Pop-and-jazz gumbo

A lively night of varying styles from two New Orleans heavyweights

Crescent City crew: Allen Touissaint with the Preservation Hall Jazz Band.

Crescent City crew: Allen Touissaint with the Preservation Hall Jazz Band.

photo by brittany waterstradt

Chico Performances presents Allen Toussaint and the Preservation Hall Jazz Band, Friday, Nov. 21, at Laxson Auditorium, Chico State.

Whitney Balliett, the brilliant jazz critic for The New Yorker, once described jazz as “the sound of surprise” and that certainly jibed with my reaction to New Orleans’ Preservation Hall Jazz Band’s performance at Laxson Auditorium last Friday night.

The PHJB was formed in 1961 to promote and preserve New Orleans jazz and a couple of years later began touring the world. They now spend about half the year on the road and this, their Oh Yeah! Tour, next takes them to the San Francisco Jazz Center and in January onto a six-day cruise in the Caribbean before winding up at a Mexican resort for four days.

Their mission is more than celebrating the New Orleans jazz tradition. Rickie Monie, the piano player, says it best: “We’re not a museum. We’re a living, breathing part of New Orleans.” This is where the “sound of surprise” hit me as their repertory really threw me a curve, involving both more and less than I’d expected.

After a few nontraditional tunes by the band—Ronell Johnson, tuba; Charlie Gabriel, tenor sax/clarinet; Clint Maedgen, tenor sax; Mark Braud, trumpet; Freddie Lonzo, trombone; Ben Jaffe, bass; Joe Lastie Jr., drums; and Monie on piano—they were joined by pianist/composer Allen Toussaint. I’m not that up on Toussaint’s oeuvre, which includes many songs written for and covered by famous pop and R&B artists, and several of the unannounced tunes drifted by unrecognized.

Toussaint’s a cheery guy who’s had a long, successful career—he’s been inducted into the Rock and Roll, the Blues, and the Louisiana Music halls of fame—and had quite a bit to say, especially when introducing “Yes We Can,” a song that was a hit for the Pointer Sisters. “They went to the bank with it,” he said, “and took me along, too.” Naturally this got a laugh out of the packed house. He then added that it turned out that he wrote his best songs for others—like Boz Scaggs and Bonnie Raitt. And mentioning how the Grateful Dead covered of one of his songs got a rise out of the crowd when he added, “I’m a Deadhead.”

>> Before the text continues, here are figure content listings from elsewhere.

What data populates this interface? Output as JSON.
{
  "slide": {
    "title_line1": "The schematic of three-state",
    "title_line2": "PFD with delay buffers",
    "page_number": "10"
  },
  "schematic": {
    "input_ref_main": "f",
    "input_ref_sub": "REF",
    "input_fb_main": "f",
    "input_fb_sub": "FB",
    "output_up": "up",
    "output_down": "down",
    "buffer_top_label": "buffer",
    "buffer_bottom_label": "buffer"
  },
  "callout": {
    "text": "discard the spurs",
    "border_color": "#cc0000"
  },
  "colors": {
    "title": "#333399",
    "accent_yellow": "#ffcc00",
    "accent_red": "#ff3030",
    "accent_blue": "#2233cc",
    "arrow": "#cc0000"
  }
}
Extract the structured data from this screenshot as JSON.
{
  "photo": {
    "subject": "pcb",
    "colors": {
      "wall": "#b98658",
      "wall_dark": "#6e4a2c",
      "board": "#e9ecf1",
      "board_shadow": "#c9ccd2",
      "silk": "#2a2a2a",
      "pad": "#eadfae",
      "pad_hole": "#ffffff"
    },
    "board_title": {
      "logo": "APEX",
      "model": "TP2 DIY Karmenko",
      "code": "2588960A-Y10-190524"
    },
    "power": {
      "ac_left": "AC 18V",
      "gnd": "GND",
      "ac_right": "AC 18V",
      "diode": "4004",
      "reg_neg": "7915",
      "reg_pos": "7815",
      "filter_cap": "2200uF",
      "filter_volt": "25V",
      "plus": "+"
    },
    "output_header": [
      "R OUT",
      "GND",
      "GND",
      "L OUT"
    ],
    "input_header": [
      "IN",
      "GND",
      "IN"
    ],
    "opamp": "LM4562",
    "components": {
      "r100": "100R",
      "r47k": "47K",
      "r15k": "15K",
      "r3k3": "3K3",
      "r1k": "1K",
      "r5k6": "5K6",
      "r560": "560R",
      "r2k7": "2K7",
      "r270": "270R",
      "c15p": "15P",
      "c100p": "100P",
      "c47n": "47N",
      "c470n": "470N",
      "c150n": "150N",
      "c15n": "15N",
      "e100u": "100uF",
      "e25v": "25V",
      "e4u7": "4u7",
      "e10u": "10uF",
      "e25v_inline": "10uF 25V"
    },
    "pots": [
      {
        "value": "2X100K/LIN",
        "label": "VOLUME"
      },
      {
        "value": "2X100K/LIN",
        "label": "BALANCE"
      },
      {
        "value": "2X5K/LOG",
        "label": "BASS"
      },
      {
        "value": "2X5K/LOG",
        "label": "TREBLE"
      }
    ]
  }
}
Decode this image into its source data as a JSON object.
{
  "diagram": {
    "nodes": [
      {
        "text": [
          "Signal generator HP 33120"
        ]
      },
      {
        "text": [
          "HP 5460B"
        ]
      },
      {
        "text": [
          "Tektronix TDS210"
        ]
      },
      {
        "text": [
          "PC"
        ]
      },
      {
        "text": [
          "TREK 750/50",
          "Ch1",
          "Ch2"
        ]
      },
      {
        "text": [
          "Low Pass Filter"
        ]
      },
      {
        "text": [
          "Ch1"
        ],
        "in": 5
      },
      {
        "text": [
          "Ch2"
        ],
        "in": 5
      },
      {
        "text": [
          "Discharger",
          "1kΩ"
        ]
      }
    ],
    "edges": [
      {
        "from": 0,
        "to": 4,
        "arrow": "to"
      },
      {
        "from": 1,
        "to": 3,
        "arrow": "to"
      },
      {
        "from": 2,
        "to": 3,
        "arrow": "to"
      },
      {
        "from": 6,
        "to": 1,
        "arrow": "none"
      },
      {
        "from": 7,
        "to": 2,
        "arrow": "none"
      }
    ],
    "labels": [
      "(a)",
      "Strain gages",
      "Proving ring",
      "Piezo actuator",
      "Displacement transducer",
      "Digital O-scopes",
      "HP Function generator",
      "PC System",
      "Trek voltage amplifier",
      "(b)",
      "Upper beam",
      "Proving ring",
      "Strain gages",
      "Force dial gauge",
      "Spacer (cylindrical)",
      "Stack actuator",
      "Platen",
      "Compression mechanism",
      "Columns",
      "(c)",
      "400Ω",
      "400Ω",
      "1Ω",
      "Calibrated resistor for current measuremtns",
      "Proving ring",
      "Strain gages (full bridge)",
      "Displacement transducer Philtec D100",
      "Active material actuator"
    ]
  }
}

But for pure comic relief it was hard to top Johnson’s tuba playing: his sturdy build came in handy as, enveloped by his brass tuba, he was in constant motion while playing—twirling in place or strutting back and forth, even hopping across the stage, and occasionally emitting powerful elephantine blasts that fit in perfectly with the music. He also switched to trombone for a lively duet with Toussaint.

About halfway through the 90-minute concert things started to get more interesting for me as they launched into Toussaint’s “Working in the Coal Mine” (a hit for fellow Crescent City artist Lee Dorsey) and Fats Domino’s “I’m Walkin’.” They then went back to New Orleans’ early days, and the kind of music I was expecting this evening, with a classic interpretation of “St. James Infirmary,” first in a slow version sung by trumpeter Braud, then in a jacked-up version featuring saxman Maedgen’s vocals that was a little too jivey for my taste.

Toussaint also essayed a solo piano piece that, due to its varying tempos, could have served as the score for a silent movie, and into which he slipped a few bars of boogie-woogie and a taste of “Go to the Mardi Gras” by Professor Longhair, one of his influences. Earlier, in the middle of his “Mr. Mardi Gras,” Toussaint dug into a shopping bag full of beads, etc., and tossed them to the highly receptive audience.

After a well-earned standing ovation, Toussaint closed the show with a lovely rendition of one of his most successful tunes, “Southern Nights,” a song that was a hit for Glenn Campbell in 1977.